I'm trying to parallelly process a huge file ~15GB - ~60GB which contains 560 Million to 2 Billion records
the record looks something like the following
<id> <amount>
123, 6000
123, 4593
111, 1
111, 100
111, -50
111, 10000
there could be thousands of users contained within a file whose activity is recorded as series of transactions.
I processed this file sequentially. Not an issue.
This can be safely parallelized by processing every client data by same thread/task.

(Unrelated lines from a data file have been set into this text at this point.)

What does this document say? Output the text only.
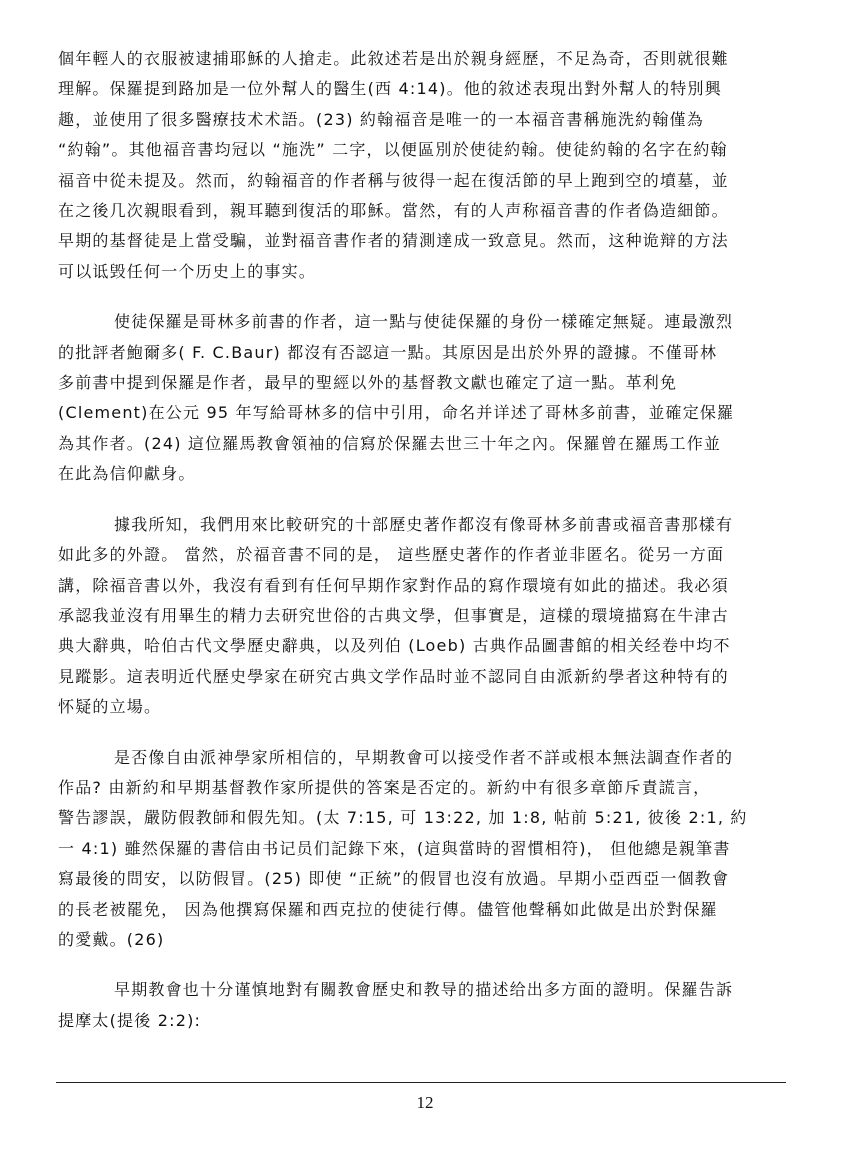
個年輕人的衣服被逮捕耶穌的人搶走。此敘述若是出於親身經歷，不足為奇，否則就很難
理解。保羅提到路加是一位外幫人的醫生(西 4:14)。他的敘述表現出對外幫人的特別興
趣，並使用了很多醫療技术术語。(23) 約翰福音是唯一的一本福音書稱施洗約翰僅為
“約翰”。其他福音書均冠以 “施洗” 二字，以便區別於使徒約翰。使徒約翰的名字在約翰
福音中從未提及。然而，約翰福音的作者稱与彼得一起在復活節的早上跑到空的墳墓，並
在之後几次親眼看到，親耳聽到復活的耶穌。當然，有的人声称福音書的作者偽造細節。
早期的基督徒是上當受騙，並對福音書作者的猜測達成一致意見。然而，这种诡辩的方法
可以诋毁任何一个历史上的事实。

使徒保羅是哥林多前書的作者，這一點与使徒保羅的身份一樣確定無疑。連最激烈
的批評者鮑爾多( F. C.Baur) 都沒有否認這一點。其原因是出於外界的證據。不僅哥林
多前書中提到保羅是作者，最早的聖經以外的基督教文獻也確定了這一點。革利免
(Clement)在公元 95 年写給哥林多的信中引用，命名并详述了哥林多前書，並確定保羅
為其作者。(24) 這位羅馬教會領袖的信寫於保羅去世三十年之內。保羅曾在羅馬工作並
在此為信仰獻身。

據我所知，我們用來比較研究的十部歷史著作都沒有像哥林多前書或福音書那樣有
如此多的外證。 當然，於福音書不同的是， 這些歷史著作的作者並非匿名。從另一方面
講，除福音書以外，我沒有看到有任何早期作家對作品的寫作環境有如此的描述。我必須
承認我並沒有用畢生的精力去研究世俗的古典文學，但事實是，這樣的環境描寫在牛津古
典大辭典，哈伯古代文學歷史辭典，以及列伯 (Loeb) 古典作品圖書館的相关经卷中均不
見蹤影。這表明近代歷史學家在研究古典文学作品时並不認同自由派新約學者这种特有的
怀疑的立場。

是否像自由派神學家所相信的，早期教會可以接受作者不詳或根本無法調查作者的
作品? 由新約和早期基督教作家所提供的答案是否定的。新約中有很多章節斥責謊言，
警告謬誤，嚴防假教師和假先知。(太 7:15, 可 13:22, 加 1:8, 帖前 5:21, 彼後 2:1, 約
一 4:1) 雖然保羅的書信由书记员们記錄下來，(這與當時的習慣相符)， 但他總是親筆書
寫最後的問安，以防假冒。(25) 即使 “正統”的假冒也沒有放過。早期小亞西亞一個教會
的長老被罷免， 因為他撰寫保羅和西克拉的使徒行傳。儘管他聲稱如此做是出於對保羅
的愛戴。(26)

早期教會也十分谨慎地對有關教會歷史和教导的描述给出多方面的證明。保羅告訴
提摩太(提後 2:2):

12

But when I try to process it parallelly for optimize other cores available based on creating logical group which will be processed by the same tokio task. For now I'm sticking to creating spawning a single task per available core. And the transaction goes to same task by looking at client id.
This approach is way slow than sequential.
Following is snippet of the approach
#[tokio::main]
async fn main() -> Result<(), Box<dyn Error>> {
let max_threads_supported = num_cpus::get();
let mut account_state: HashMap<u16, Client> = HashMap::new();
let (result_sender, mut result_receiver) =
mpsc::channel::<HashMap<u16, Client>>(max_threads_supported);
// repository of sender for each shard
let mut sender_repository: HashMap<u16, Sender<Transaction>> = HashMap::new();
for task_counter in 0..max_threads_supported {
let result_sender_clone = result_sender.clone();
// create separate mpsc channel for each processor
let (sender, mut receiver) = mpsc::channel::<Transaction>(10_000);
sender_repository.insert(task_counter as u16, sender);
tokio::spawn(async move {
let mut exec_engine = Engine::initialize();
while let Some(tx) = receiver.recv().await {
match exec_engine.execute_transaction(tx) {
Ok(_) => (),
Err(err) => ()
}
}
result_sender_clone
.send(exec_engine.get_account_state_owned())
.await
});
}
drop(result_sender);
tokio::spawn(async move {
// just getting reading tx from file sequential std::io::BufferedReader
for result in reader.deserialize::<Transaction>() {
match result {
Ok(tx) => {
match sender_repository.get(&(&tx.get_client_id() % max_threads_supported)) {
Some(sender) => {
sender.send(tx).await;
}
None => ()
}
}
_ =>()
}
}
});
// accumulate result from all the processor
while let Some(result) = result_receiver.recv().await {
account_state.extend(result.into_iter());
}
// do what ever you like with result
Ok(())
}
But this seems pretty slow than sequential approach. What am I doing wrong? Btw I've also tried to use broadcast approach but there is chance of lagging consumer and losing messages. So moved to mpsc.
How can I optimize this for better performance??